Aside from that, realistically? I doubt the police would spend much time issuing an all-points bulletin for an escaped mental patient at large somewhere in the state. Being out, and functioning adequately well while out to avoid triggering new interventionist attention, would indicate that maybe you don’t need to be in, and if you do attract interventionist attention you’ll end up back in the bin anyway, so why bother?

Institutionally and bureaucratically, the mental hygiene laws and procedures on involuntarism are neither machiavellian plots to steal and pickle the brains of interesting folks nor compassionate measures to do everything possible to provide treatment for those who need it, but instead are your usual clumsy institutional and bureaucratic broad-brushstroke convenience-driven procrustean things. If you are disruptive and/or inconvenient you can end up in the looney bin and they don’t much care if maybe you would function OK if they let you out (unless bed space is an issue or your insurance is running out), but if it would be more inconvenient to bring you in or keep you in, the path of least resistance is to forget you exist.

This could all change if certain parties get their way and a national psychiatric registry is created. If it becomes sufficiently convenient to put your name on a nationwide hotlist, and to put most folks on involuntary outpatient commitment and only run them in if/when they don’t show up to get their monthly prolixin shots, it could become considerably more like the criminal justice system, where escaping means they’ll always be looking for you.

Once. I spent my junior year of high school (10 months all in all) in the Juvenile unit at Michael Reese hospital. I was a truly out of control teen.

Well, I’ve never been committed, but my 17-year-old daughter has, 5 times. You can search for threads that talk about her ad nauseum.

Well, if my doc and I can’t figure out the right combination of meds for me pretty soon, I might have no choice but to commit myself. (Hey, no matter how bad that is, it beats suicide/turning into a lone gunman on a killing spree.)

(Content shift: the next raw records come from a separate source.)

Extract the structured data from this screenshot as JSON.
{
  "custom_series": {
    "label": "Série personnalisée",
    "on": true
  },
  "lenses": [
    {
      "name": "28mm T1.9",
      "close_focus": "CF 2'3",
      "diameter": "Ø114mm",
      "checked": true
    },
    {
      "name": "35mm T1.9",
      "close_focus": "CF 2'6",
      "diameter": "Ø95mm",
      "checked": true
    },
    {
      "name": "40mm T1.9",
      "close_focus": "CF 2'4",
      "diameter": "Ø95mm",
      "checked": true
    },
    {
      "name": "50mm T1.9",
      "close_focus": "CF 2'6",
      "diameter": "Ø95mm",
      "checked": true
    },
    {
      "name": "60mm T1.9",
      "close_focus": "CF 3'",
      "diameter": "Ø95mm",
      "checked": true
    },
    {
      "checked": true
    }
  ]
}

Don’t be scared to do it. I actually enjoyed the hospital every time I was committed although I was pretty nervous the first time. One thing to be wary of is that hospital quality varies wildly. I have heard stories from some patients that committed themselves to a nightmare. If there is a good hospital across the state that takes you insurance, don’t hesitate to go there. It is not as though you are going to care what city you are in while you are there. Hopefully, your current doctor is affiliated with a good facility. They can fix things in a week in an inpatient setting that would take months of appointment as an outpatient. If you are ever feeling truly suicidal just go there and they will take you that instant.

Oh, I’m not afraid of going in, much better for me to be in a padded room with no sharp objects than the alternative of me slitting my wrists or clubbing a cow-irker to death (not that he doesn’t deserve it, mind you…). Right now the meds have got things damped down where I have control over my behavior, but at times that control takes all of my energy. (Nothing quite like being in the middle of a panic attack, with your heart racing a mile a minute and your mind calmly suggesting that suicide would solve your problems, let me tell you.)